Workshop zum Thema Suizidalität von Männern
Zusammen mit dem Vorsitzenden des Bundesforum Männer, Thomas Altgeld, leitete Landesmännerpfarrer Martin Treichel einen Workshop zum hochsensiblen Thema „Wenn Männlichkeitsmuster töten – Zur Suizidalität von Männern“. Aus Platzgründen konnten an diesem Angebot nur 20 Personen teilnehmen. Sie waren dankbar, im Rahmen des Kirchentags über dieses schwierige Thema miteinander ins Gespräch zu kommen. In seinem Impuls erläuterte Altgeld, dass Suizid zwar einerseits eine persönliche Entscheidung sei, andererseits aber viel zu tun habe mit gesellschaftlichen Mustern, in denen Schwäche und Scheitern für Männer nicht vorgesehen sei.
Gemeinsam mit weiteren Mitgliedern der Projektleitung „Regenbogen und Geschlechterwelten“ leitete Martin Treichel auch das Barcamp „Die Lücke in der Geschlechtergerechtigkeit“. Kirchentagsbesucher*innen konnten bei diesem mehrstündigen Format über die verschiedenen Gendergaps etwa in den Bereichen Lohnzahlung, Care-Arbeit, medizinische Forschung und Lebenserwartung diskutieren. Die Referenten des Fachbereichs „Frauen, Männer, Vielfalt“ waren außerdem in den Stand der „Männer in der EKD“ auf dem Markt der Möglichkeiten sowie in das Feierabendmahl (nicht nur) für Männer eingebunden.
Die Altenarbeit – ein Feld kirchlichen Handelns mit Zukunft
Ebenfalls auf dem Markt der Möglichkeiten war die Evangelische Arbeitsgemeinschaft für Altenarbeit (EAfA) mit einem lebendigen und gut besuchten Stand vertreten. Dabei: IKG-Referent Marcel Temme. Das Interesse an Informationen und Impulsen zur Altenarbeit war überraschend groß – ein starkes Zeichen dafür, wie sehr das Thema „Sorgende Gemeinde werden“ und die Arbeit mit älteren Menschen viele Kirchentagsbesucher*innen bewegte.

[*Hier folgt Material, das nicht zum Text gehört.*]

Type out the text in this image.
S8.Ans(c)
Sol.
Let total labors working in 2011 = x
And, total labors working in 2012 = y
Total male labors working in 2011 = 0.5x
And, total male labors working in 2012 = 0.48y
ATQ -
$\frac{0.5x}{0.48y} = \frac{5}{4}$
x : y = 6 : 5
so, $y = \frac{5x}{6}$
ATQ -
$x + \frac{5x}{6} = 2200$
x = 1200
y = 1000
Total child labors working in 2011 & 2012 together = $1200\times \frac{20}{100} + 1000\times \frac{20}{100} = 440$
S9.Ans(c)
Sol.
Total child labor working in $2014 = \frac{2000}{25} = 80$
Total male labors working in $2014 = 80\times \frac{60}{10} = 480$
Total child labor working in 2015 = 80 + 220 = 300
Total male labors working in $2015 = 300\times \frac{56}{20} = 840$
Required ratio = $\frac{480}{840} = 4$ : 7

Zahlreiche gute Gespräche mit Interessierten aus den Landeskirchen zeigten: Die Altenarbeit ist ein relevantes Feld kirchlichen Handelns mit Zukunft. Besonders erfreulich war, dass der Stand Menschen aller Altersgruppen ansprach. Ein besonderer Anziehungspunkt war das EAfA-Memoryspiel: Die originelle Kombination aus alten und neuen Bildmotiven fand großen Anklang – so sehr, dass viele Besucher*innen nachfragten, ob das Spiel im Nachgang zum Kirchentag erhältlich sei. Die EAfA nimmt diesen Wunsch gerne auf – als Zeichen dafür, dass das Thema Generationenverbindung lebendig, kreativ und anschlussfähig ist.
Podium behandelt machtsensible Theologie
Dr. Alena Höfer übernahm die Moderation des theologischen Podiums „Gewaltraum Kirche. Gott ohne Macht denken“ mit rund 150 Teilnehmer*innen. Mit den Gäst*innen Julia Schönbeck, Bich Nhi Rentzsch, Landesbischöfin Prof. Dr. Heike Springhart, Matthias Schwarz und Lukas Johrendt sprach sie in dem Dreischritt Wahrnehmen – Selbstkritik – Transformation darüber, welche Glaubensaussagen Gewalt und Machtmissbrauch fördern und wie eine machtsensible Theologie aussehen kann. Im Fokus stand unter anderem die Erkenntnis, dass die Macht Gottes verdreht werden kann, um Menschen ohne Macht zum Schweigen zu bringen. Demgegenüber steht, dass der verwundete, gekreuzigte Gott eine Macht entfaltet, die der Ohnmacht trotzt und von dem wir auch heute noch Gerechtigkeit erwarten dürfen.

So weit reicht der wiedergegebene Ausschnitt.